Int. Tag für sicheren Schwangerschaftsabbruch
Lange Anfahrtswege und § 218 erschweren Versorgungslage
Wiesbaden – Die gesellschaftliche Dringlichkeit des Save Abortion Days ist ungebrochen. In Deutschland ist der Schwangerschaftsabbruch seit 1871 im Strafgesetzbuch geregelt und damit grundsätzlich immer noch rechtswidrig, unter bestimmten Voraussetzungen jedoch straffrei möglich. Neben den gesetzlichen Vorgaben erschweren lange Anfahrtswege zu Beratungsangeboten, Praxen und Kliniken sowie gesellschaftliche Stigmatisierung zusätzlich den Zugang zu einem Schwangerschaftsabbruch. „Frauen brauchen in dieser Krisensituation eine bessere gynäkologische Versorgung mit der Möglichkeit, einen Schwangerschaftsabbruch vornehmen zu lassen – insbesondere im ländlichen Raum Hessens“, betont Meike Pinkernell, Sprecherin der Landesarbeitsgemeinschaft Hessischer Frauen- und Gleichstellungsbüros (LAG).
Die Versorgung ist in Ballungszentren wie Frankfurt, Wiesbaden, Offenbach und Kassel gut, während große weiße Flecken in Ost- und Nordhessen (Fulda, Vogelsbergkreis, Werra-Meißner-Kreis, Schwalm-Eder-Kreis, Landkreis Waldeck-Frankenberg) existieren, wo Möglichkeiten fehlen oder nur durch lange Anfahrten erreichbar sind. Die Versorgung ist daher in Nord- und Osthessen als nicht verlässlich einzustufen.

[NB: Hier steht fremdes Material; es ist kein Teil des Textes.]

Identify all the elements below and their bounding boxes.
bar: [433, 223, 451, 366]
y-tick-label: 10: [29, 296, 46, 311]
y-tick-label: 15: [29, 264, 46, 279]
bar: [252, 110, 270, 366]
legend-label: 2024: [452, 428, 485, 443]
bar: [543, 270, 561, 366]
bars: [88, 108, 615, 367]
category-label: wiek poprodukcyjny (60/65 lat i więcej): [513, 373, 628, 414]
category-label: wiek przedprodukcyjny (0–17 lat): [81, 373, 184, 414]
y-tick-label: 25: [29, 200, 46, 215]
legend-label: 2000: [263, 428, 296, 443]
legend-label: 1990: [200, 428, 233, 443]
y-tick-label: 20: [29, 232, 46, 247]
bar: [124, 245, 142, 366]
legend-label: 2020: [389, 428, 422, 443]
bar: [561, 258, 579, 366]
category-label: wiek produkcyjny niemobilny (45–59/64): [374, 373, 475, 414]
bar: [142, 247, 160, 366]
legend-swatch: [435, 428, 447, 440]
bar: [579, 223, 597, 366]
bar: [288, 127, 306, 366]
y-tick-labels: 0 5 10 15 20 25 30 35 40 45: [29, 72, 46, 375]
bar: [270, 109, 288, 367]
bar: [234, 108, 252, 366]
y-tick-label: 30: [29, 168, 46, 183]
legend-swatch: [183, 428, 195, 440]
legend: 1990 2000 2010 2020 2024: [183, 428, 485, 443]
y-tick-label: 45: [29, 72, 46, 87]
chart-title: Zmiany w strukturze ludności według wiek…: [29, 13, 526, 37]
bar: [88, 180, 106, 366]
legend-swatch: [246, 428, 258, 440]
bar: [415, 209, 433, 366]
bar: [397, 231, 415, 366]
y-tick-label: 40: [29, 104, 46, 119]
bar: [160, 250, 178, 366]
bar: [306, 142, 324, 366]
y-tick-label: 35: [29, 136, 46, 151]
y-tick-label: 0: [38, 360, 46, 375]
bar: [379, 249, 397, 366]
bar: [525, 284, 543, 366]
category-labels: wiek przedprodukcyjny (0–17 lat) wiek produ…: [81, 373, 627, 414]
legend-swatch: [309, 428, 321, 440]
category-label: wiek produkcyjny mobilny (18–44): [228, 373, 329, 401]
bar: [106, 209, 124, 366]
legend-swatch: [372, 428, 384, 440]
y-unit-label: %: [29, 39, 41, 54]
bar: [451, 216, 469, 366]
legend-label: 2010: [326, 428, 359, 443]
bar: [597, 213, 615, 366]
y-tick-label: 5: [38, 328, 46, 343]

Ungewollt schwangere Frauen in Deutschland sind auch laut der noch von der alten Bundesregierung in Auftrag gegebenen ELSA-Studie („Erfahrungen und Lebenslagen ungewollt Schwangerer“), die am 13. August veröffentlicht wurde, häufig mehrfach belastet – auch durch finanzielle Unsicherheit, fehlende soziale Unterstützung, eingeschränkte Kinderbetreuung und hohe psychische Belastung. „Vor allem in Regionen mit geringer Versorgungsdichte müssen Betroffene oft weite Strecken zurücklegen oder lange Wartezeiten in Kauf nehmen, das ist eine nicht zumutbare zusätzliche psychische Last“, so Pinkernell. Die verpflichtende Beratung nach § 219 StGB und die gesetzlich vorgeschriebene Wartezeit würden diese Belastungen zusätzlich verschärfen, kritisiert die LAG. Die Stigmatisierungen, die Schwangere auf ihrem Weg zum Abbruch mehrfach und auf vielfältige Weise erfahren, machen es den Betroffenen zusätzlich schwer.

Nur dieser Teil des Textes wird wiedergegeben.